Complete genome sequence of Escherichia Phage vB_EcoM-Pr121LW isolated from soil in an organic farm

Authors: Liao, Yen-Te; LIU, FANG - Ocean University Of China; Wu, Vivian

Submitted to: Microbiology Resource Announcements
Publication Type: Peer Reviewed Journal
Publication Acceptance Date: 10/24/2018
Publication Date: 11/21/2018
Citation: Liao, Y., Liu, F., Wu, V.C. 2018. Complete genome sequence of Escherichia Phage vB_EcoM-Pr121LW isolated from soil in an organic farm. Microbiology Resource Announcements. 7:e01236-18. https://doi.org/10.1128/MRA.01236-18.
DOI: https://doi.org/10.1128/MRA.01236-18

Interpretive Summary: Bacteriophages are host specific, and the lytic life cycles render its capability to control bacterial pathogens, such as foodborne Shiga toxin-producing E. coli (STEC) that can cause severe human illness. Unlike antibiotics, use of bacteriophages is much more cost-efficient and less likely to create superbugs. Here, we identified the phage, Escherichia phage vB_EcoM-Pr121LW, from soil samples collected in an organic farm. The phage has the morphology with a long contractile tail and is lytic against various serogroups of STEC strains (O45, O103, O111 and O121). The genome annotation predicts 50 of 220 genes in total code for proteins with essential functions, such as DNA replication, metabolisms, and structural proteins. In addition, none of these genes are associated with lysogeny formation, antibiotic resistance genes and virulence genes, such as stx and eaeA genes, that can be potentially attributed to the emergence of new bacterial pathogens. The findings of this study suggest that phage Pr121LW has the potential to be used as a biocontrol agent against STEC strains.

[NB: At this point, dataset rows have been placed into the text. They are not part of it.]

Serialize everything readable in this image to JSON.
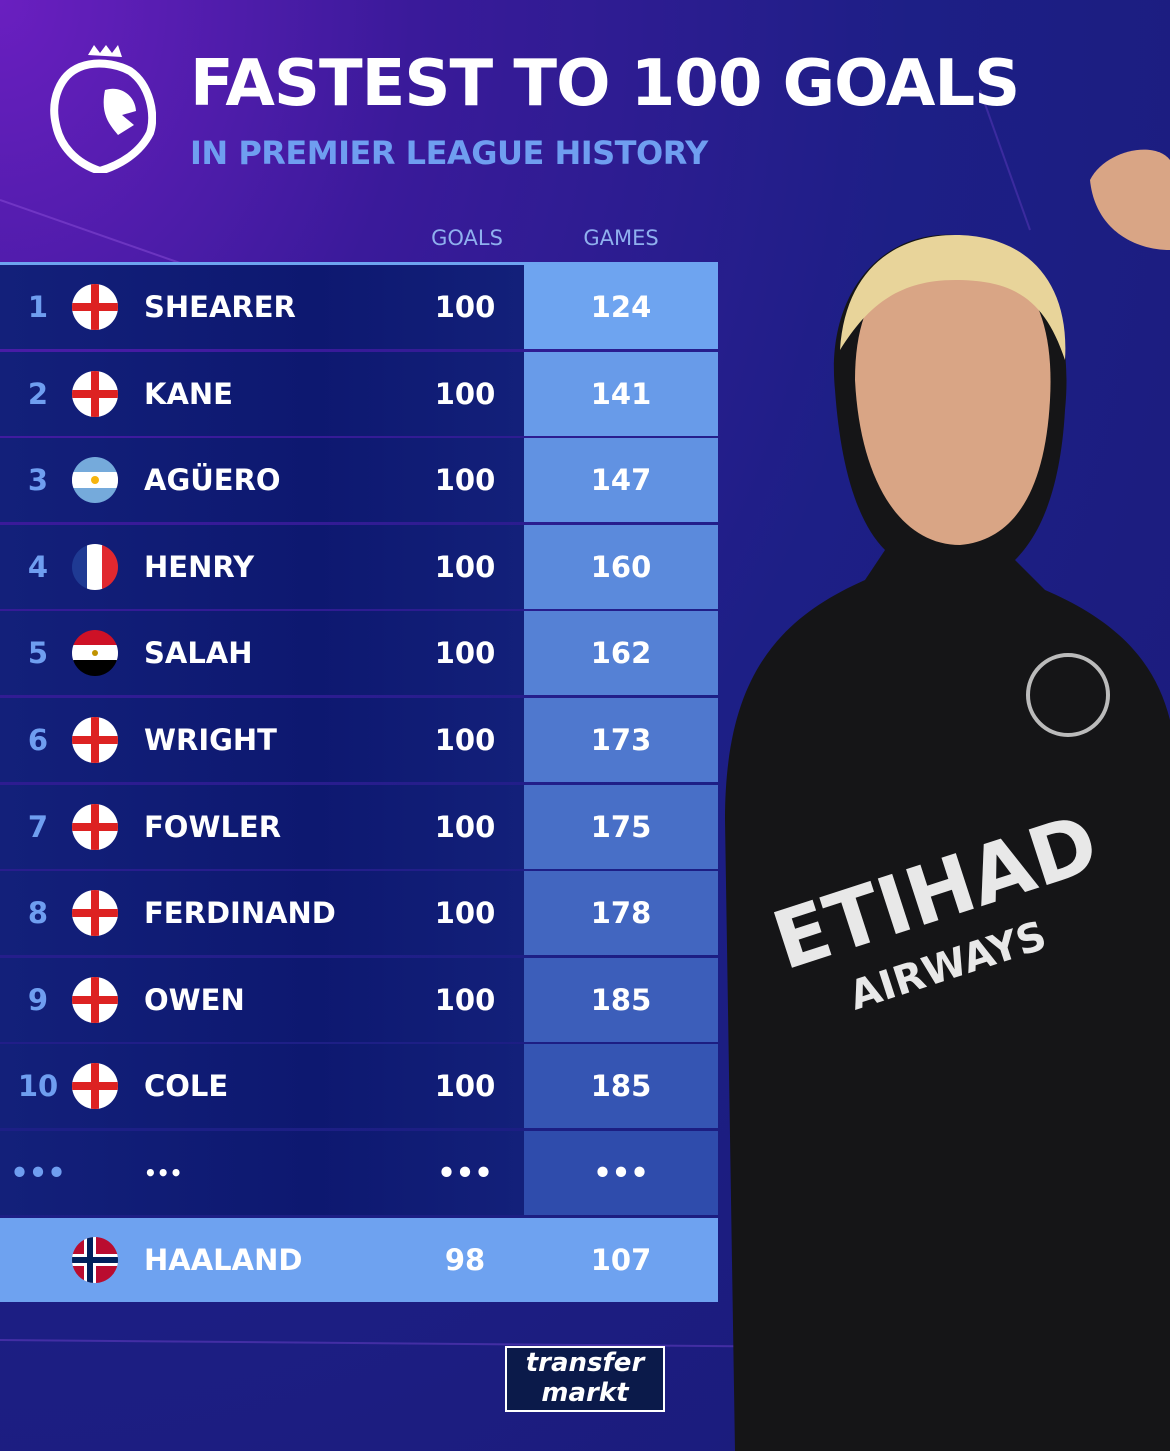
{
  "header": {
    "title": "FASTEST TO 100 GOALS",
    "subtitle": "IN PREMIER LEAGUE HISTORY",
    "logo": "premier-league-lion-logo"
  },
  "columns": {
    "goals": "GOALS",
    "games": "GAMES"
  },
  "rows": [
    {
      "rank": "1",
      "flag": "england",
      "name": "SHEARER",
      "goals": "100",
      "games": "124"
    },
    {
      "rank": "2",
      "flag": "england",
      "name": "KANE",
      "goals": "100",
      "games": "141"
    },
    {
      "rank": "3",
      "flag": "argentina",
      "name": "AGÜERO",
      "goals": "100",
      "games": "147"
    },
    {
      "rank": "4",
      "flag": "france",
      "name": "HENRY",
      "goals": "100",
      "games": "160"
    },
    {
      "rank": "5",
      "flag": "egypt",
      "name": "SALAH",
      "goals": "100",
      "games": "162"
    },
    {
      "rank": "6",
      "flag": "england",
      "name": "WRIGHT",
      "goals": "100",
      "games": "173"
    },
    {
      "rank": "7",
      "flag": "england",
      "name": "FOWLER",
      "goals": "100",
      "games": "175"
    },
    {
      "rank": "8",
      "flag": "england",
      "name": "FERDINAND",
      "goals": "100",
      "games": "178"
    },
    {
      "rank": "9",
      "flag": "england",
      "name": "OWEN",
      "goals": "100",
      "games": "185"
    },
    {
      "rank": "10",
      "flag": "england",
      "name": "COLE",
      "goals": "100",
      "games": "185"
    },
    {
      "rank": "•••",
      "flag": "",
      "name": "•••",
      "goals": "•••",
      "games": "•••"
    }
  ],
  "highlight": {
    "flag": "norway",
    "name": "HAALAND",
    "goals": "98",
    "games": "107"
  },
  "jersey": {
    "sponsor_line1": "ETIHAD",
    "sponsor_line2": "AIRWAYS"
  },
  "footer": {
    "brand_line1": "transfer",
    "brand_line2": "markt"
  },
  "colors": {
    "accent": "#6ea2f0",
    "games_top": "#6ea4f0",
    "games_bottom": "#2f4cac",
    "row_bg": "#0d1870"
  }
}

Technical Abstract: Shiga toxin-producing E. coli (STEC), including serogroups of top six non-O157 and O157, have been contributing to the increasing numbers of foodborne incidences and outbreaks associated with the contaminated produces. Bacteriophages have been shown their potential as alternative biocontrol agents to replace the use of antibiotics or preservatives against these pathogens. Here, we report a new member of rV5-like bacteriophage, Escherichia phage vB_EcoM-Pr121LW, which was isolated from soil sample and lytic against a wide range of STEC strains. The phage contains double-stranded DNA with a 134,575-bp genome and a G+C content of 43.6%. Additionally, it belongs to sub-family Vequintavirinae under Myoviridae and is further classified as rv5-like phage at genus level. Genome annotation predicted 220 open reading frames in which 50 encode proteins with predicted functions mostly for DNA replication and metabolisms, cell lysis and structural integrity. With molecular properties that contain no lysogenic, virulence, and lysogenic genes, this phage is a good candidate as use of biocontrol agent against STEC.